Parece ter sido o pensamento de muitas, muitas pessoas, em Portugal e no mundo. Um ataque frenético, insano, uma vontade imensa de gastar dinheiro, de ir para a porta das lojas, de gastar, gastar o que não se gastou no confinamento profilático, essa coisa a que teimam chamar quarentena.

Na China, a loja da Hermès, em Guangzhou, abriu no dia 11 e o que aconteceu? Dois milhões e meio de euros de facturação num único dia. Um record. A recuperação da economia é crucial, dirão. E a China é responsável pelo consumo de um terço das vendas mundiais de artigos de luxo. Tudo bem, há dinheiro para gastar em diamantes e em malas icónicas, quem sou eu para julgar? Tão pouco me posso admirar quando, à nossa escala, se fazem filas para ir a lojas de roupa, digamos, descartável (algumas marcas terão de me perdoar, mas as roupas que comercializam são, demasiadas vezes, para usar seis meses e deitar fora, a qualidade não aguenta lavagens e secagens e outras maldades que fazemos à roupa e aos acessórios). Pasmo com as imagens das ditas filas, tento perceber o que procuram as pessoas, vão usar roupa nova em que ocasião? Preparam-se para grandes convívios? É que eu, no meu confinamento e com as devidas precauções, já sei que não irei a lado algum, o meu guarda-roupa tem mais do que o suficiente para me satisfazer as necessidades. Não uso calças de treino e não me desleixei por estar em casa, mas não sinto necessidade de ir a correr comprar a nova tendência da estação. Qual é a nova tendência da estação?

Respeito quem o faça, cada um faz o que quer, isso é viver em democracia, contudo tenho de admitir que me causa algum espanto e nunca pensei que tal fosse acontecer. Na verdade, as pessoas irem para a praia não me surpreende tanto quanto irem para a fila de uma loja de roupa. Eu começo a imaginar o vírus nas mesas das camisolas, o vírus nos cabides, o vírus por ali a fora, em lojas que não são pequenas e que têm pontos de contacto múltiplos. Gosto desta camisa, vou ver ao espelho, afinal não, devolvo ao cabide e ao varão e depois vem outra pessoa, e outra e outra. Não podemos esperar que a cada toque haja higienização.
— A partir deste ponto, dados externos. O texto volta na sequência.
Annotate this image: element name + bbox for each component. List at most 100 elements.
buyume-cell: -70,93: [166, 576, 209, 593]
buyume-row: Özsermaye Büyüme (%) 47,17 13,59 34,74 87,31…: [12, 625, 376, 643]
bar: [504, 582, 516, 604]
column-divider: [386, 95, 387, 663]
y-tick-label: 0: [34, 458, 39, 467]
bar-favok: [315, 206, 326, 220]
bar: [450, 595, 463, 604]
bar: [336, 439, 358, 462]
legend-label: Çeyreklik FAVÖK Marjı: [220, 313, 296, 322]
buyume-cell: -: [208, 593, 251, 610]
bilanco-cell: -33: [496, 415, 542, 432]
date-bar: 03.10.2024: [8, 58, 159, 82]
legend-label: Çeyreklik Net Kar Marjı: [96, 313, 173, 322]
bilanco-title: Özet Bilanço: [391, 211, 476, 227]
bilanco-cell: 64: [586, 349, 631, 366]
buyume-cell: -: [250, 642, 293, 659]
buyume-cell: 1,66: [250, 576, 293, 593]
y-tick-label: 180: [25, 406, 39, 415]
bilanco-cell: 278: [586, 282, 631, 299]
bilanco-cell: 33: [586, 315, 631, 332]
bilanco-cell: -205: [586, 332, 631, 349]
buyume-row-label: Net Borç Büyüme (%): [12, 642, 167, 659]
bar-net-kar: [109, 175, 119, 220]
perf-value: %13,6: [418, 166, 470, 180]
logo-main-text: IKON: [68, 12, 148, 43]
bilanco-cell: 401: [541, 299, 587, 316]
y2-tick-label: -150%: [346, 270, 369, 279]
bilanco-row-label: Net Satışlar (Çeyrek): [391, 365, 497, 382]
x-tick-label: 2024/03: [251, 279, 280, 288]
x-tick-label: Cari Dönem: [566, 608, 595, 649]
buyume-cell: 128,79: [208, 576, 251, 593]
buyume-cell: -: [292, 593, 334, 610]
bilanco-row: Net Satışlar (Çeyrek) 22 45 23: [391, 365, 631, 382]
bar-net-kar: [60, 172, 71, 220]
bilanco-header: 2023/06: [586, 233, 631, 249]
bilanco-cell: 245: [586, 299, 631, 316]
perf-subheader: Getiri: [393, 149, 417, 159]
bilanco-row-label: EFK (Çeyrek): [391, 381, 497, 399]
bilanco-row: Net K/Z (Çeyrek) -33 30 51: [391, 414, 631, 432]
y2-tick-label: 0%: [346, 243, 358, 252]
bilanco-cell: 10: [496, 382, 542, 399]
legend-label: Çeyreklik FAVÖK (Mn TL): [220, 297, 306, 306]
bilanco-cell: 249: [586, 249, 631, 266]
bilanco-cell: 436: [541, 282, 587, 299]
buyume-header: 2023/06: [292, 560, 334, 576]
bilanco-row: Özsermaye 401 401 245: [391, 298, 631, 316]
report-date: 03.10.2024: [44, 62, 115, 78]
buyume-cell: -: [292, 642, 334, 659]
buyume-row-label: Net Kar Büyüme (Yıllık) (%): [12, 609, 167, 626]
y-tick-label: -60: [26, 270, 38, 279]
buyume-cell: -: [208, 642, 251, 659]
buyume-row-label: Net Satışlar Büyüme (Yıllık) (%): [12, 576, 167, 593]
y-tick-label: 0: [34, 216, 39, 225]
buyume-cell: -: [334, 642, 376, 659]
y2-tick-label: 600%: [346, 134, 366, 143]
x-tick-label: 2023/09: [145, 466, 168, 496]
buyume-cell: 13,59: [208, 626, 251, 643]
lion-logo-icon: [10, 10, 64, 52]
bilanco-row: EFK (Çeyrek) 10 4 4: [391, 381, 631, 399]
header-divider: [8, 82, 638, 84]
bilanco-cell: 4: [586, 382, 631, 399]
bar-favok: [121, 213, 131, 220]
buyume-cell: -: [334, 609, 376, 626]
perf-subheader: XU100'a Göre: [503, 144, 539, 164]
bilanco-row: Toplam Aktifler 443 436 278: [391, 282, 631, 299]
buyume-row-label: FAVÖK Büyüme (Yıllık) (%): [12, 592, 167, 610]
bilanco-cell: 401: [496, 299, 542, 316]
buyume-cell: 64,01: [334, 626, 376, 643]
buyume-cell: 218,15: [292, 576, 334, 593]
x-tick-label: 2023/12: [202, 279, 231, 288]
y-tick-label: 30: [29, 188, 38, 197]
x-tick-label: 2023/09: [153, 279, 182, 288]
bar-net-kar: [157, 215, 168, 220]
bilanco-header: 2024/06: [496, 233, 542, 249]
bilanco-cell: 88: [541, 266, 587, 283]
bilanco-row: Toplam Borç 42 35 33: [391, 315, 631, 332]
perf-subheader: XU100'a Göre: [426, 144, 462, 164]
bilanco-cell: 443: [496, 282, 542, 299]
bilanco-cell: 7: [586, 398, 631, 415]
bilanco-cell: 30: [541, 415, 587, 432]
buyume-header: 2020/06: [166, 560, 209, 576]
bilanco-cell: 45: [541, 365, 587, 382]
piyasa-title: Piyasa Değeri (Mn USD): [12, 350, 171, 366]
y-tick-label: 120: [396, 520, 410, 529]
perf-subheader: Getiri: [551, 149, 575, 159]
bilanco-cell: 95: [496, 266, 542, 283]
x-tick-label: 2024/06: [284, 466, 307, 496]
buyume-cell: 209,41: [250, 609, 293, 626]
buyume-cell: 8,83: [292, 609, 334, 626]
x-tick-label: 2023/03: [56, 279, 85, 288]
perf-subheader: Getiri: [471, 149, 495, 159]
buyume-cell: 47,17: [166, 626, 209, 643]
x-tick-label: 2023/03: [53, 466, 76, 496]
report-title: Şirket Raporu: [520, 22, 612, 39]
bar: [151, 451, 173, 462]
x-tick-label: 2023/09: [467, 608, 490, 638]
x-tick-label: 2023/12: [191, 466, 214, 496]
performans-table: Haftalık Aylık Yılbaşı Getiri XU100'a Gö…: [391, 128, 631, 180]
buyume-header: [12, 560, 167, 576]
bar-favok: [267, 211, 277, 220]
O caso das lojas de roupa é similar a outros espaços comerciais, dirão. Sim, pode ser que sim, mas ir ao supermercado, à mercearia, é essencial, uma camisa, em dias que correm, será essencial? Não sei responder. Uma amiga diz-me que as vendas online de roupa e sapatos subiram, acrescentando que ela tem de ir “mesmo” comprar coisas novas porque engordou, engordou bastante, “não caibo nas calças”. E eu aceito, que custa sempre menos, e faço um esforço para compreender. E é isso que estou ainda a fazer: um esforço para compreender.